Pitt-Rivers was the son of Captain George Henry Lane Fox-Pitt-Rivers and the Hon. Emily Rachel Forster, who died in 1979. A West Country landowner and conservationist of colourful antecedents, his great-grandfather was Lt-Gen A.H. Lane Fox Pitt-Rivers whose ethnographic collection, donated to Oxford University in 1883, formed the basis of the Pitt Rivers Museum named after him.[1] He served in World War II, and in 1946 gained the Substantive rank of Captain.[2]
In the summer of 1953, Lord Montagu of Beaulieu offered his friend Peter Wildeblood the use of a beach hut near his country estate. Wildeblood brought with him two young RAF servicemen, Edward McNally and John Reynolds. The foursome were joined by Montagu's cousin Michael Pitt-Rivers. At the subsequent trial the two airmen turned Queen's Evidence and claimed there had been dancing and "abandoned behaviour" at the gathering. Wildeblood said it had in fact been "extremely dull." Montagu claimed that it was all remarkably innocent, saying: "We had some drinks, we danced, we kissed, that's all."[3]

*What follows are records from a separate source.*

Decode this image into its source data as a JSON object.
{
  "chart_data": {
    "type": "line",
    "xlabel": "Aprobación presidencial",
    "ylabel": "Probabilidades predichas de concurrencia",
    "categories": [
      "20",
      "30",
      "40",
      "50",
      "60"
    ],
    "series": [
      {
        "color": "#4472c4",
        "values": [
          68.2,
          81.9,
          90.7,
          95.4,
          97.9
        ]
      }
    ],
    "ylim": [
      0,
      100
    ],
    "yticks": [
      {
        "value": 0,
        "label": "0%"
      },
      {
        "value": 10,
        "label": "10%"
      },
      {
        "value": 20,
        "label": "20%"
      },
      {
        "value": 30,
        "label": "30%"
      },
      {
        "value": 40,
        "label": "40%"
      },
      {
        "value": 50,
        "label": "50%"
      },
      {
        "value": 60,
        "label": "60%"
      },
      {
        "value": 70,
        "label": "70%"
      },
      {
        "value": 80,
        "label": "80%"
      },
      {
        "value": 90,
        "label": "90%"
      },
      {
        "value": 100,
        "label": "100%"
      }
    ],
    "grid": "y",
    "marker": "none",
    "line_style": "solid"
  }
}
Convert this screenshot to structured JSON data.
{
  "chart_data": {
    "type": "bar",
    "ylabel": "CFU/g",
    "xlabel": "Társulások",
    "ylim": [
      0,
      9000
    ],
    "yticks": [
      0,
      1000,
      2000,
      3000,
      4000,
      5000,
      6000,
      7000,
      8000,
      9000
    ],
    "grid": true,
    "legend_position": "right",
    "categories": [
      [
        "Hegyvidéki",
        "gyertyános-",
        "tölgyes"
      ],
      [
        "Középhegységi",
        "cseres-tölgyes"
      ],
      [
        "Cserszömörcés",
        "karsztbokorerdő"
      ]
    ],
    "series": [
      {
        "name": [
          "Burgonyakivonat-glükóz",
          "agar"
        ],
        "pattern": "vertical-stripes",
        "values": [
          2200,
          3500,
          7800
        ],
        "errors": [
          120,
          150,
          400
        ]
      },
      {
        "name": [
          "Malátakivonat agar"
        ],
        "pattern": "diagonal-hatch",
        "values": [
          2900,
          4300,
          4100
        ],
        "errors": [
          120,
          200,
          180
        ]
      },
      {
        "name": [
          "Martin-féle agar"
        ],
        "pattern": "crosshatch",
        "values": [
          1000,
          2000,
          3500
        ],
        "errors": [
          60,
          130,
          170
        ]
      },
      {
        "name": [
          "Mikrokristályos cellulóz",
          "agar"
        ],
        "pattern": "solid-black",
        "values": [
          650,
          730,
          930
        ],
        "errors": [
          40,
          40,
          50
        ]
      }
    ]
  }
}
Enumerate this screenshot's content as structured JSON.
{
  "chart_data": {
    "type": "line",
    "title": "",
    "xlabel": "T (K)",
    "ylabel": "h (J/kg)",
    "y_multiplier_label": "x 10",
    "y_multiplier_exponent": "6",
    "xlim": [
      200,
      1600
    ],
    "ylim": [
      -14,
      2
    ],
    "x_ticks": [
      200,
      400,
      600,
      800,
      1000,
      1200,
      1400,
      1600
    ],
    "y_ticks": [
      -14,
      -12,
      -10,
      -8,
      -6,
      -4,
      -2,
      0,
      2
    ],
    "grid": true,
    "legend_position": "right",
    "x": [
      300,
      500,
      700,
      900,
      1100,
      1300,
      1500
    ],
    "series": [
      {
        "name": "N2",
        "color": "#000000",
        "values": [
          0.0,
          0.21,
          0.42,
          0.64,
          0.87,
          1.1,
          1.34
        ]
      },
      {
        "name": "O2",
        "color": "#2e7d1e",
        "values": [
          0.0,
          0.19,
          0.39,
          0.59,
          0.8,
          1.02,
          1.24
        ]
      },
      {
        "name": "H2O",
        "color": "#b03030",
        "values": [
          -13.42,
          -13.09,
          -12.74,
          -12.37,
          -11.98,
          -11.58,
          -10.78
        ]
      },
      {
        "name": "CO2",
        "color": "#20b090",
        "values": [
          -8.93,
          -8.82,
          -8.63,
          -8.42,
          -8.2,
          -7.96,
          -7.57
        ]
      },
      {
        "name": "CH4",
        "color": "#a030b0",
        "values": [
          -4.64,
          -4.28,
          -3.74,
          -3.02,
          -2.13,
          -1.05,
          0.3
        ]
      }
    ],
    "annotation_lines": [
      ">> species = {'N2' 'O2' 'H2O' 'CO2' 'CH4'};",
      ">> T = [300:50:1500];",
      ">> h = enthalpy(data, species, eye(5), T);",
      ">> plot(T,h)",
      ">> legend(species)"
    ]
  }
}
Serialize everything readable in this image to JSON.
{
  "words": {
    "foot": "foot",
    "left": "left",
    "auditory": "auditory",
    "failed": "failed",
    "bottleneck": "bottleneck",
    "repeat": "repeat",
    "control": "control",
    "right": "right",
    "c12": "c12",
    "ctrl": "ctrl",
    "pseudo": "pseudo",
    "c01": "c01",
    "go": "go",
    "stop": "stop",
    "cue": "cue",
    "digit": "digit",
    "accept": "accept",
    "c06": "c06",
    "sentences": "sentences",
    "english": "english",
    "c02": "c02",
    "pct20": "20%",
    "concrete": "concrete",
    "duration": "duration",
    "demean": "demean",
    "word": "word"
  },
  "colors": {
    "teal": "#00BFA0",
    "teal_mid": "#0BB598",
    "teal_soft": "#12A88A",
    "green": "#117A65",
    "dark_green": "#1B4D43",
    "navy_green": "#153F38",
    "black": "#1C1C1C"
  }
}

Arrested on 9 January 1954, in March of that year Pitt-Rivers was brought before the British courts charged with "conspiracy to incite certain male persons to commit serious offences with male persons" or "buggery". It was the first time this charge had been used in a British court since the trials of Oscar Wilde in 1895 and it led to public criticism that the police were pursuing a McCarthy-like purge of Society homosexuals.[3]
Pitt-Rivers was charged along with Lord Montagu of Beaulieu and Peter Wildeblood. Pitt-Rivers and Lord Montagu denied the charges and denied also that they were homosexual.[4] After an eight-day trial held at the Winchester Assizes, on 24 March 1954 Pitt-Rivers and Wildebood were sentenced to 18 months and Lord Montagu to 12 months in prison as a result of these and other charges. Their case led eventually to the Wolfenden Report, which in 1957 recommended the decriminalisation of homosexuality in the United Kingdom.
Michael Pitt-Rivers married Sonia Brownell, the widow of George Orwell, in 1958. They were divorced in 1965.[1][5] Pitt-Rivers spent much of his wealth on a lifetime of travel, financed by selling the most productive land from the Rushmore estate he inherited in Dorset. In 1991 he began the restoration of the Larmer Tree Gardens, which had been in a state of neglect since the death of his grandfather in 1900. The gardens reopened to the public in 1995.[6][7] He spent most of his adult life with his partner, William Davis, who inherited his estate on his death.[8]
His role in the 1967 decriminalisation of homosexuality in the United Kingdom was explored in the 2007 Channel Four docudrama A Very British Sex Scandal.[9]
Michael Pitt-Rivers died in December 1999 aged 82.